La lecture est donc forcément dense, tant on découvre plein de choses. Et pourtant, on ne s'y perd jamais et on n'est jamais barbés. Non seulement, car Fujita a une science de la narration hors-normes qui lui permet de distiller toute ceci avec parcimonie et fluidité, si bien que l'on assimile tout d'emblée. Mais aussi parce que sa cohérence avec les événements des tomes précédents et bien là, les choses se reliant parfaitement.
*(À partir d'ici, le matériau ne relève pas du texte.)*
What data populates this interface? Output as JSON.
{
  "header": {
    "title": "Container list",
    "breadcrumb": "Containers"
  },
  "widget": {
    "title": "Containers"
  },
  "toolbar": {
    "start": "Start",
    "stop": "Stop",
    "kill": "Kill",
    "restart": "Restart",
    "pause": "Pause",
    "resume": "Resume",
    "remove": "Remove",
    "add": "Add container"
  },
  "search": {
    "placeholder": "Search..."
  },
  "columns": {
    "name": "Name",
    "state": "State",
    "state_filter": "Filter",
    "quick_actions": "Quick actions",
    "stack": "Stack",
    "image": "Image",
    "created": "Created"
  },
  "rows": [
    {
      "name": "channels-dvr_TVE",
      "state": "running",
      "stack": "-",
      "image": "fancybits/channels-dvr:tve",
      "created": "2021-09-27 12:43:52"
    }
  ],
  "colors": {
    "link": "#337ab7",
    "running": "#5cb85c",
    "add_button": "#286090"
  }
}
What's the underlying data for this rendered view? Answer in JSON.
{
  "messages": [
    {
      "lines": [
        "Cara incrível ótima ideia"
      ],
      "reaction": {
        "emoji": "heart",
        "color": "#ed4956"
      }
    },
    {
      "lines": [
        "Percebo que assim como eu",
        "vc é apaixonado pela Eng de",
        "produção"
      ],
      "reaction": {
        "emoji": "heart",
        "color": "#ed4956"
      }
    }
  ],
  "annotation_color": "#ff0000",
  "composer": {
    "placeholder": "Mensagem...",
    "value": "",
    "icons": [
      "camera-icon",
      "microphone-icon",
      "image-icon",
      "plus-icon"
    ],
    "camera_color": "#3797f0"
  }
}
Et enfin car il anime le tout avec un excellent combat contre un automate sadique du nom de Flavio (dont on appréciera le design assez élaboré), combat à la fois intense dans ses rebondissements (d'autant plus que des enjeux forts viennent du besoin de sauver des enfants et leur enseignante qu'il retient en otages), bien orchestré dans son rendu visuel avec quelques élans plus violents, et formidable dans ce qu'il nous montre à nouveau sur Narumi: l'image toujours présente en lui du jeune garçon qu'il n'a pas pu sauver autrefois et de la fille aux yeux d'argent, son désir profond de sauver les enfants alors qu'au départ il ne veut pas se battre en tant que shirogane, les raisons profondes et tragique l'ayant poussé à apprendre le kung-fu et le motivant à toujours voler à la rescousse des gosses... On sent en permanence que Narumi est un parfait mélange de force et de sensibilité qui ne prend jamais la vie à la légère, et ça se ressent encore plus dans le final de cet affrontement où il y a, pour lui, le bonheur d'enfin réussir à sauver quelqu'un pour la première fois.
Avec cette partie, l'heure est donc bel et bien venue pour Karakuri Circus de pleinement redécoller, voire même pour Kazuhiro Fujita de réellement lancer son ambitieux scénario, lui qui a déjà montré tant d'excellentes choses dans les volumes précédentes. L'aventure aux multiples ressorts imaginée par l'auteur est désormais totalement en marche, et elle ne cessera quasiment pas de captiver par la suite.